Although the Ocean Grown and Original Gangsters explanations of the term OG are by far the most popular in the cannabis world, they aren’t the only ones. Another possible source for OG is OverGrow.com, a website that offered cultivation advice and a seed-swapping platform while also calling for an “overgrow” of government. It was one of the first online forums for marijuana growers, launching in 1999. Canadian authorities shut it down in 2006 after seizing the platform’s servers and arresting several of its owners.
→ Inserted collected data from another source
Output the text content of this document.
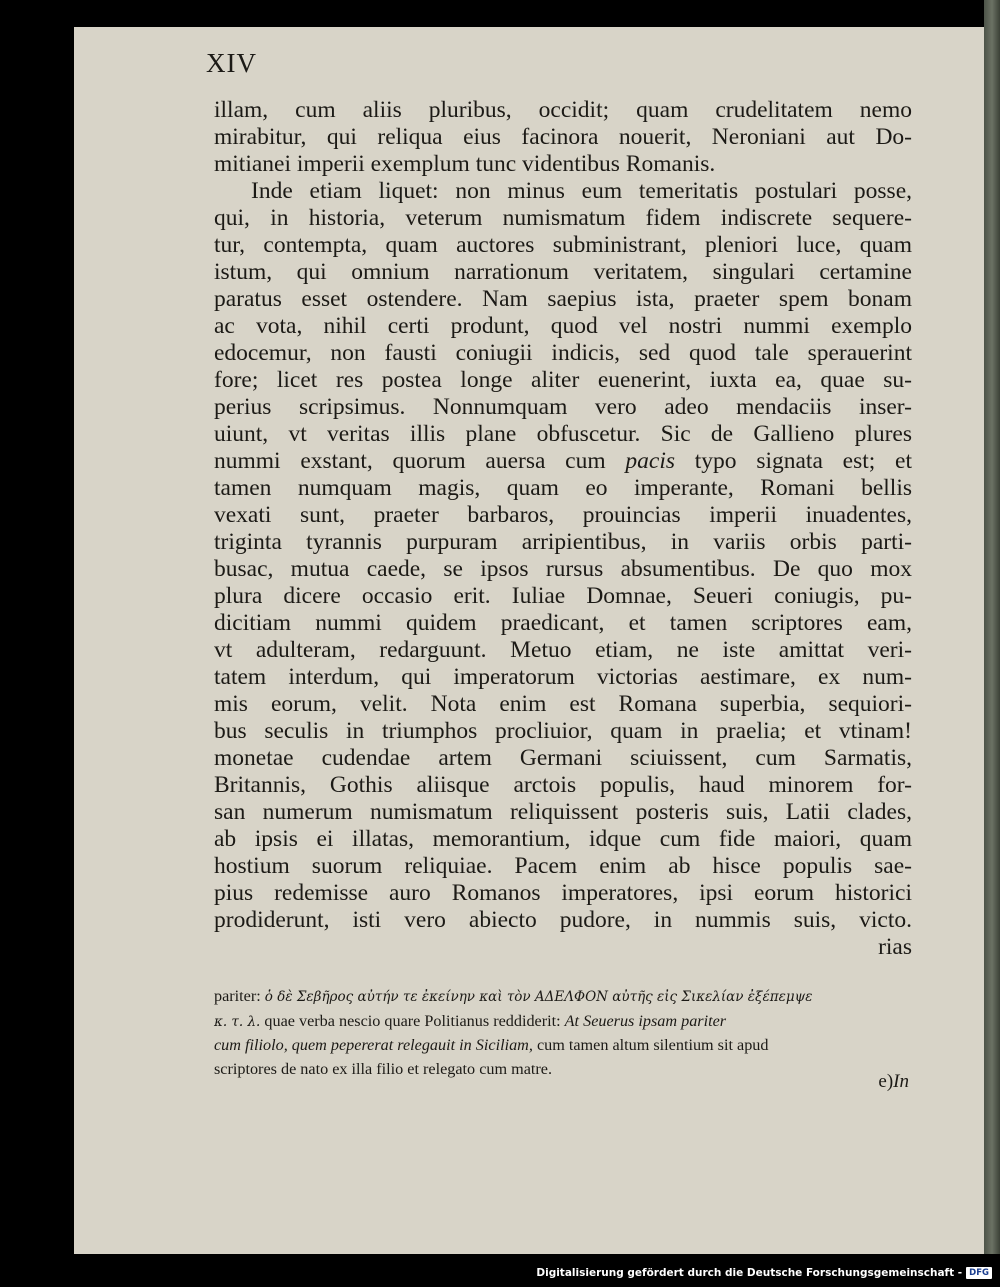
XIV
illam, cum aliis pluribus, occidit; quam crudelitatem nemo
mirabitur, qui reliqua eius facinora nouerit, Neroniani aut Do-
mitianei imperii exemplum tunc videntibus Romanis.
Inde etiam liquet: non minus eum temeritatis postulari posse,
qui, in historia, veterum numismatum fidem indiscrete sequere-
tur, contempta, quam auctores subministrant, pleniori luce, quam
istum, qui omnium narrationum veritatem, singulari certamine
paratus esset ostendere. Nam saepius ista, praeter spem bonam
ac vota, nihil certi produnt, quod vel nostri nummi exemplo
edocemur, non fausti coniugii indicis, sed quod tale sperauerint
fore; licet res postea longe aliter euenerint, iuxta ea, quae su-
perius scripsimus. Nonnumquam vero adeo mendaciis inser-
uiunt, vt veritas illis plane obfuscetur. Sic de Gallieno plures
nummi exstant, quorum auersa cum pacis typo signata est; et
tamen numquam magis, quam eo imperante, Romani bellis
vexati sunt, praeter barbaros, prouincias imperii inuadentes,
triginta tyrannis purpuram arripientibus, in variis orbis parti-
busac, mutua caede, se ipsos rursus absumentibus. De quo mox
plura dicere occasio erit. Iuliae Domnae, Seueri coniugis, pu-
dicitiam nummi quidem praedicant, et tamen scriptores eam,
vt adulteram, redarguunt. Metuo etiam, ne iste amittat veri-
tatem interdum, qui imperatorum victorias aestimare, ex num-
mis eorum, velit. Nota enim est Romana superbia, sequiori-
bus seculis in triumphos procliuior, quam in praelia; et vtinam!
monetae cudendae artem Germani sciuissent, cum Sarmatis,
Britannis, Gothis aliisque arctois populis, haud minorem for-
san numerum numismatum reliquissent posteris suis, Latii clades,
ab ipsis ei illatas, memorantium, idque cum fide maiori, quam
hostium suorum reliquiae. Pacem enim ab hisce populis sae-
pius redemisse auro Romanos imperatores, ipsi eorum historici
prodiderunt, isti vero abiecto pudore, in nummis suis, victo.
rias
pariter: ὁ δὲ Σεβῆρος αὐτήν τε ἐκείνην καὶ τὸν ΑΔΕΛΦΟΝ αὐτῆς εἰς Σικελίαν ἐξέπεμψε
κ. τ. λ. quae verba nescio quare Politianus reddiderit: At Seuerus ipsam pariter
cum filiolo, quem pepererat relegauit in Siciliam, cum tamen altum silentium sit apud
scriptores de nato ex illa filio et relegato cum matre.
e)In
Digitalisierung gefördert durch die Deutsche Forschungsgemeinschaft - DFG
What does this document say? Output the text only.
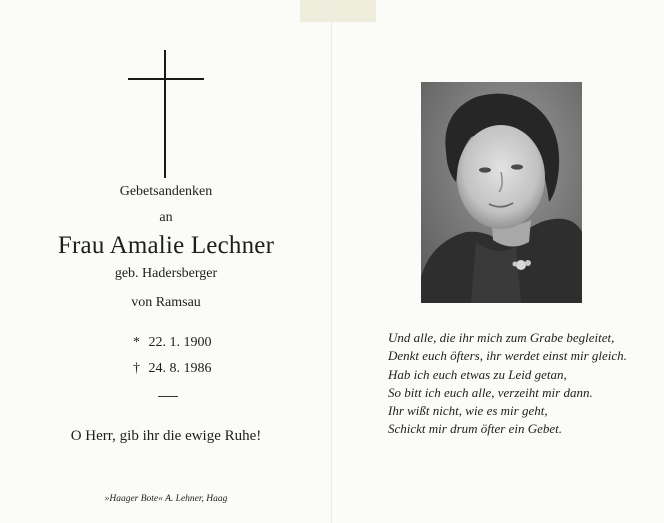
Gebetsandenken
an
Frau Amalie Lechner
geb. Hadersberger
von Ramsau
* 22. 1. 1900
† 24. 8. 1986
O Herr, gib ihr die ewige Ruhe!
»Haager Bote« A. Lehner, Haag
Und alle, die ihr mich zum Grabe begleitet,
Denkt euch öfters, ihr werdet einst mir gleich.
Hab ich euch etwas zu Leid getan,
So bitt ich euch alle, verzeiht mir dann.
Ihr wißt nicht, wie es mir geht,
Schickt mir drum öfter ein Gebet.
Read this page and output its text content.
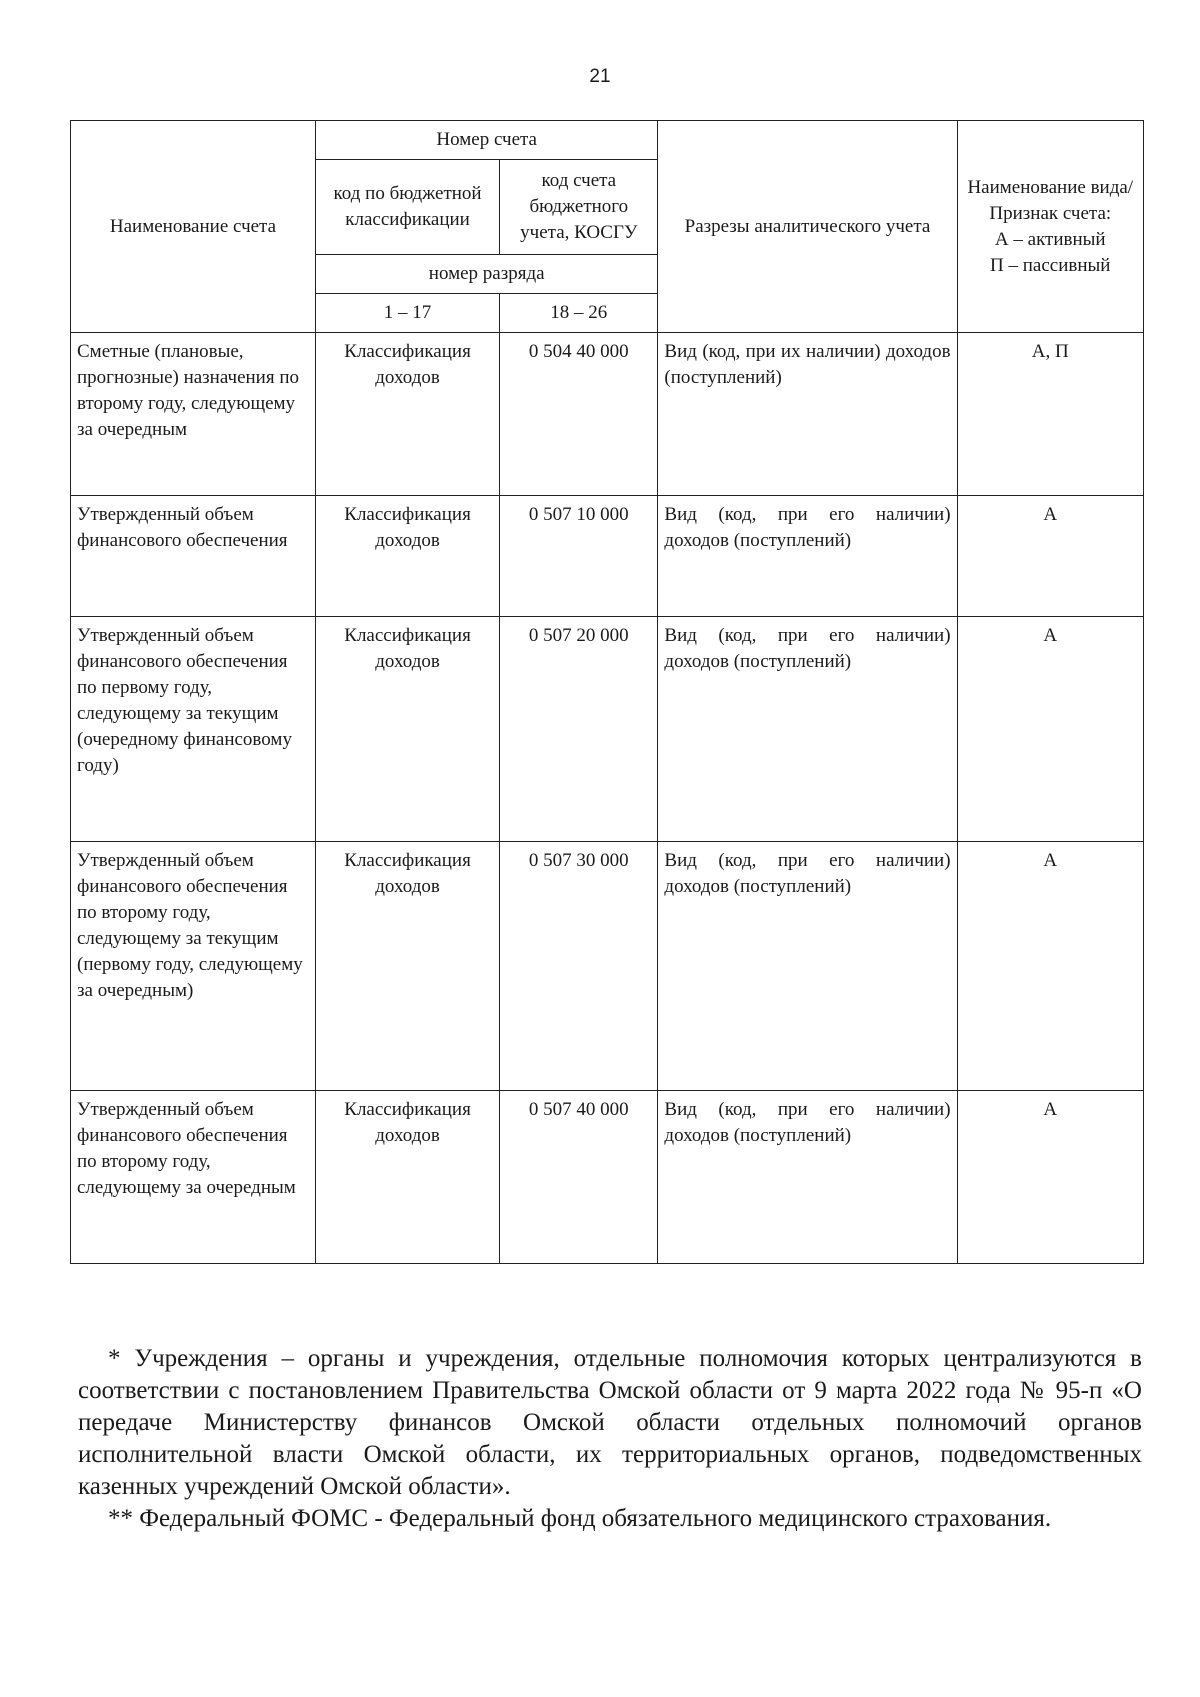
21
Наименование счета	Номер счета		Разрезы аналитического учета	Наименование вида/Признак счета:
А – активный
П – пассивный

	код по бюджетной классификации	код счета бюджетного учета, КОСГУ		
	номер разряда			
	1 – 17	18 – 26		

Сметные (плановые, прогнозные) назначения по второму году, следующему за очередным	Классификация доходов	0 504 40 000	Вид (код, при их наличии) доходов (поступлений)	А, П
Утвержденный объем финансового обеспечения	Классификация доходов	0 507 10 000	Вид (код, при его наличии) доходов (поступлений)	А
Утвержденный объем финансового обеспечения по первому году, следующему за текущим (очередному финансовому году)	Классификация доходов	0 507 20 000	Вид (код, при его наличии) доходов (поступлений)	А
Утвержденный объем финансового обеспечения по второму году, следующему за текущим (первому году, следующему за очередным)	Классификация доходов	0 507 30 000	Вид (код, при его наличии) доходов (поступлений)	А
Утвержденный объем финансового обеспечения по второму году, следующему за очередным	Классификация доходов	0 507 40 000	Вид (код, при его наличии) доходов (поступлений)	А

* Учреждения – органы и учреждения, отдельные полномочия которых централизуются в соответствии с постановлением Правительства Омской области от 9 марта 2022 года № 95-п «О передаче Министерству финансов Омской области отдельных полномочий органов исполнительной власти Омской области, их территориальных органов, подведомственных казенных учреждений Омской области».

** Федеральный ФОМС - Федеральный фонд обязательного медицинского страхования.
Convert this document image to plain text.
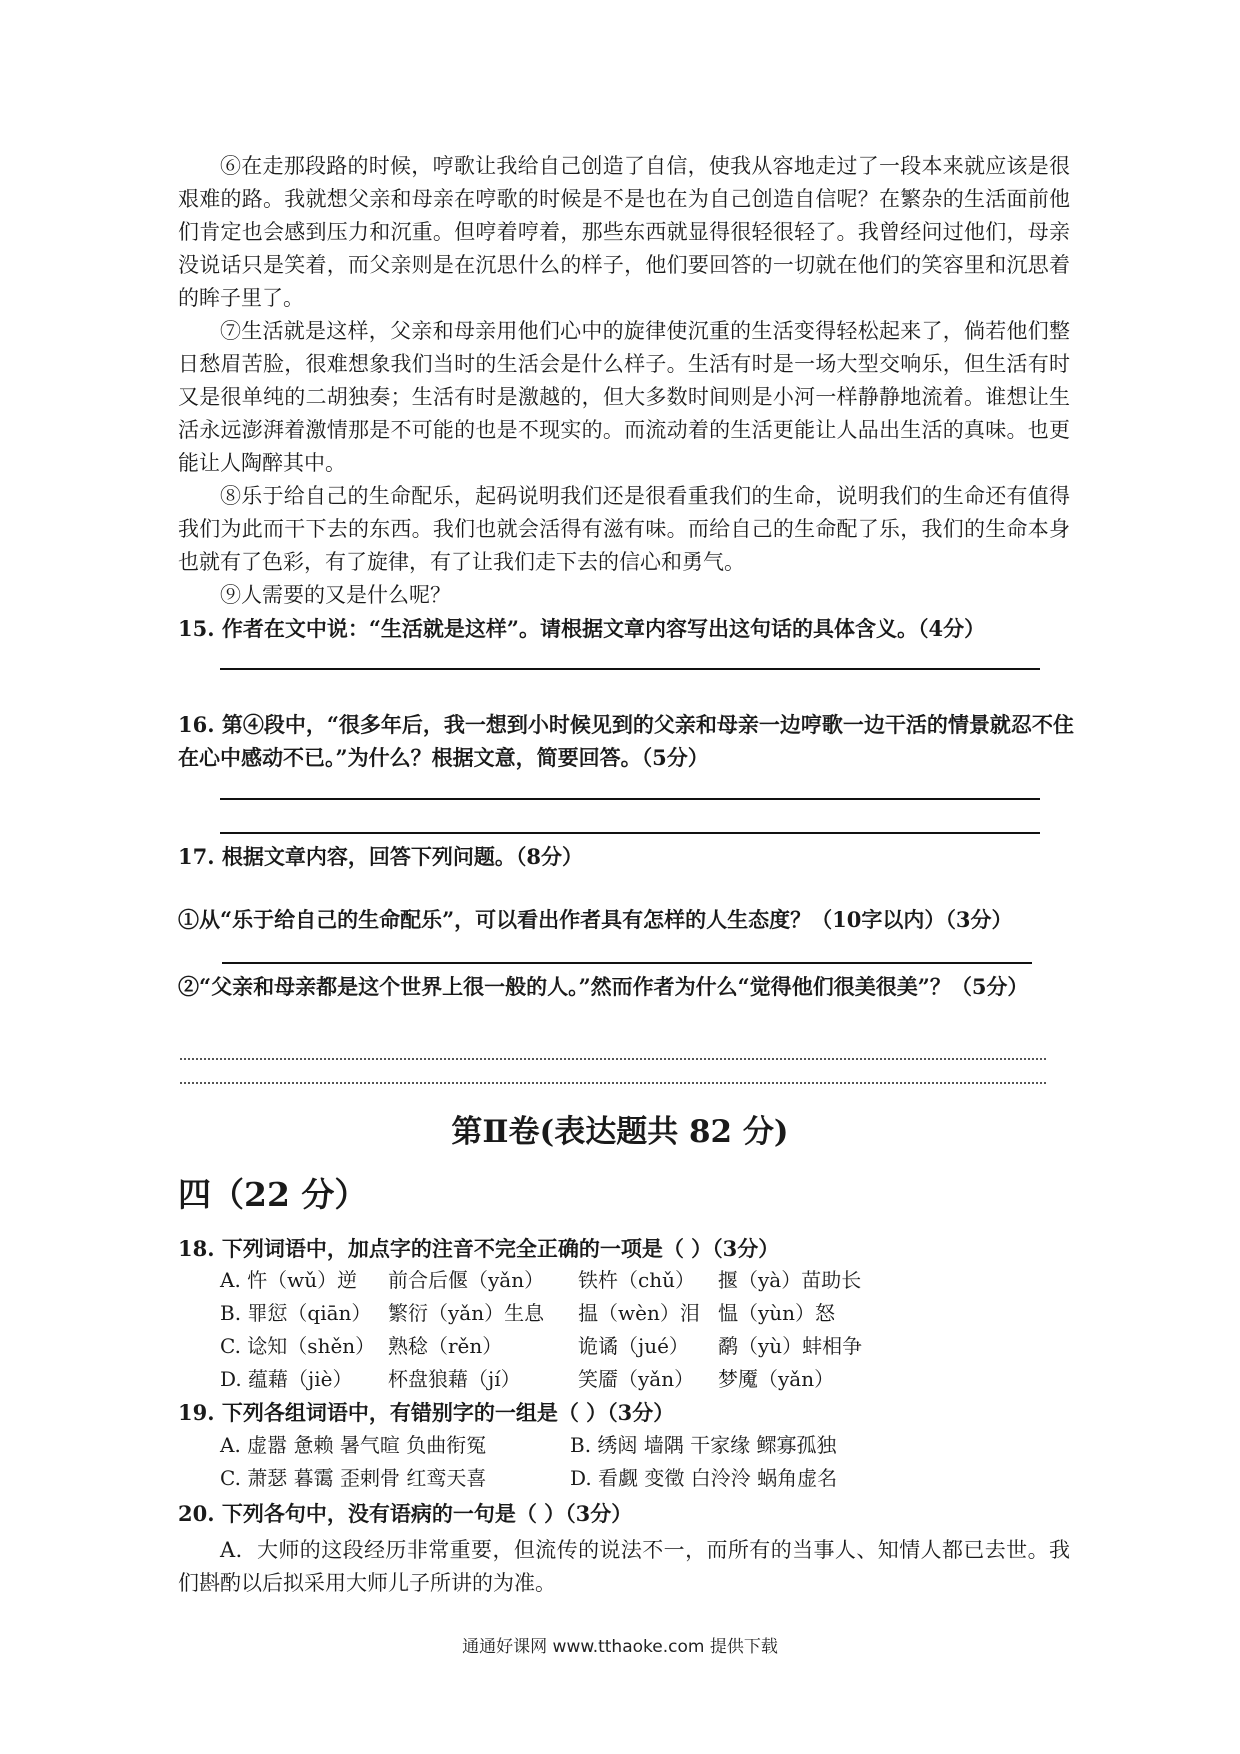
⑥在走那段路的时候，哼歌让我给自己创造了自信，使我从容地走过了一段本来就应该是很艰难的路。我就想父亲和母亲在哼歌的时候是不是也在为自己创造自信呢？在繁杂的生活面前他们肯定也会感到压力和沉重。但哼着哼着，那些东西就显得很轻很轻了。我曾经问过他们，母亲没说话只是笑着，而父亲则是在沉思什么的样子，他们要回答的一切就在他们的笑容里和沉思着的眸子里了。

⑦生活就是这样，父亲和母亲用他们心中的旋律使沉重的生活变得轻松起来了，倘若他们整日愁眉苦脸，很难想象我们当时的生活会是什么样子。生活有时是一场大型交响乐，但生活有时又是很单纯的二胡独奏；生活有时是激越的，但大多数时间则是小河一样静静地流着。谁想让生活永远澎湃着激情那是不可能的也是不现实的。而流动着的生活更能让人品出生活的真味。也更能让人陶醉其中。

⑧乐于给自己的生命配乐，起码说明我们还是很看重我们的生命，说明我们的生命还有值得我们为此而干下去的东西。我们也就会活得有滋有味。而给自己的生命配了乐，我们的生命本身也就有了色彩，有了旋律，有了让我们走下去的信心和勇气。

⑨人需要的又是什么呢？

15. 作者在文中说：“生活就是这样”。请根据文章内容写出这句话的具体含义。（4分）

16. 第④段中，“很多年后，我一想到小时候见到的父亲和母亲一边哼歌一边干活的情景就忍不住在心中感动不已。”为什么？根据文意，简要回答。（5分）

17. 根据文章内容，回答下列问题。（8分）

①从“乐于给自己的生命配乐”，可以看出作者具有怎样的人生态度？（10字以内）（3分）

②“父亲和母亲都是这个世界上很一般的人。”然而作者为什么“觉得他们很美很美”？（5分）

第Ⅱ卷(表达题共 82 分)
四（22 分）

18. 下列词语中，加点字的注音不完全正确的一项是（ ）（3分）

A. 忤（wǔ）逆 前合后偃（yǎn） 铁杵（chǔ） 揠（yà）苗助长
B. 罪愆（qiān） 繁衍（yǎn）生息 揾（wèn）泪 愠（yùn）怒
C. 谂知（shěn） 熟稔（rěn）	诡谲（jué） 鹬（yù）蚌相争
D. 蕴藉（jiè） 杯盘狼藉（jí）	笑靥（yǎn） 梦魇（yǎn）

19. 下列各组词语中，有错别字的一组是（ ）（3分）

A. 虚嚣 惫赖 暑气暄 负曲衔冤	B. 绣闼 墙隅 干家缘 鳏寡孤独
C. 萧瑟 暮霭 歪剌骨 红鸾天喜	D. 看觑 变徵 白泠泠 蜗角虚名

20. 下列各句中，没有语病的一句是（ ）（3分）

A．大师的这段经历非常重要，但流传的说法不一，而所有的当事人、知情人都已去世。我们斟酌以后拟采用大师儿子所讲的为准。

通通好课网 www.tthaoke.com 提供下载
The 2018 Netflix documentary series Murder Mountain recently popularized another explanation for the term OG in reference to cannabis. According to this telling of the tale, one of the region’s early growers traveled to Afghanistan to smuggle back seeds bearing prime kush genetics, and thus the phrase was coined. To distinguish them from other strains produced by different people, they became known as OG Kush because they were cultivated by the strain’s original growers.

Cannabis Strains with the OG Moniker

OG, on the other hand, refers to OG Kush. Because the lineage of this cultivar is a point of contention between two schools of thought based on where you reside in California, its namesake stands for Old Growth Genetics. The claim that OG Kush is descended from Afghani kush seeds smuggled into the United States and cultivated in the Lost Coast has support among Northern Californians. In the Emerald Triangle’s ideal condition, after migrating into its new environment, the strain exhibited distinct powerful and flavorful characteristics.